Both CAEV and HIV are lentiviruses. The prefix lenti possibly relates to lenticular, meaning resembling a lens. Lentiviruses display a wide variety of symptoms in their specific hosts. They share complex genetic structures, and they are very diverse, especially in their envelope genes. The envelope protein of CAEV is gp135, and the HIV envelope protein is gp120. Although the two viruses are not particularly alike, they do have a few similarities: they both possess five variable regions and short motifs, and they are both heavily glycosylated. The envelope proteins intercede for viral entry into target cells.

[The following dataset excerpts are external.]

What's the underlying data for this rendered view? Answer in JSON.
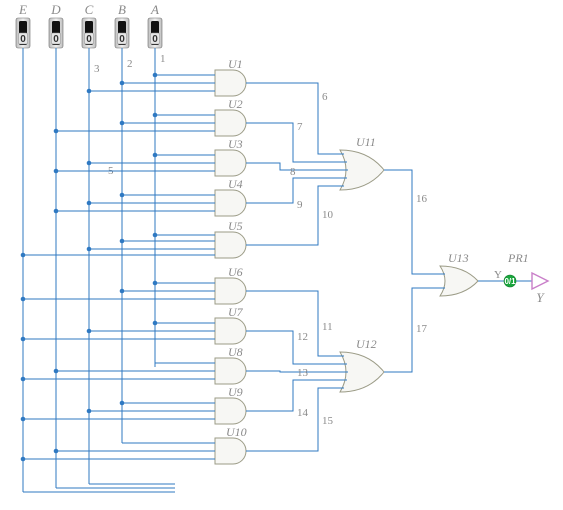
{
  "inputs": {
    "E": {
      "label": "E",
      "value": "0"
    },
    "D": {
      "label": "D",
      "value": "0"
    },
    "C": {
      "label": "C",
      "value": "0"
    },
    "B": {
      "label": "B",
      "value": "0"
    },
    "A": {
      "label": "A",
      "value": "0"
    }
  },
  "gates": {
    "U1": "U1",
    "U2": "U2",
    "U3": "U3",
    "U4": "U4",
    "U5": "U5",
    "U6": "U6",
    "U7": "U7",
    "U8": "U8",
    "U9": "U9",
    "U10": "U10",
    "U11": "U11",
    "U12": "U12",
    "U13": "U13"
  },
  "nets": {
    "n1": "1",
    "n2": "2",
    "n3": "3",
    "n5": "5",
    "n6": "6",
    "n7": "7",
    "n8": "8",
    "n9": "9",
    "n10": "10",
    "n11": "11",
    "n12": "12",
    "n13": "13",
    "n14": "14",
    "n15": "15",
    "n16": "16",
    "n17": "17"
  },
  "output": {
    "probe_label": "PR1",
    "probe_value": "0/1",
    "pin_label": "Y",
    "name": "Y"
  }
}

This research has demonstrated that “some goats possess gp135 (CAEV)-specific antibodies which cross-react with gp120 from several HIV strains, provided the protein is expressed in insect cells.” (Virology)

Peripheral mononuclear cells from goat 4g2 were co-cultured with goat synovial (joint) membrane cells. The virus was amplified for 14 days at room temperature and isolated by super centrifugation.

A conclusion drawn from the results of these experiments is that “several CAEV-infected goats possess (CAEV) antibodies which interact (cross-react) with (HIV) from several viral strains, (this is an unexpected and intriguing finding) provided the protein is expressed in insect, not mammalian, cells.” In other words, the lab work has to go through an insect transfer stage to obtain the results looked for and needed, showing that the 4g2 goat antibodies are carbohydrate dependent. Specifically, the 4g2 goat generated envelope specific (CAEV) antibodies that cross-reacted with the (HIV) IIIB protein.

Experiments are ongoing to determine if the CAEV recognition of HIV is cross-reaction or molecular mimicry. Speaking as a layman, I hope, now that mystery goat 4g2 is gone, others will be found to take her place. I also hope that some positive vaccination trials come from this research. I’m sure if researchers put their minds to it, a vaccine against CAEV could also be developed. Now wouldn’t that be something to celebrate!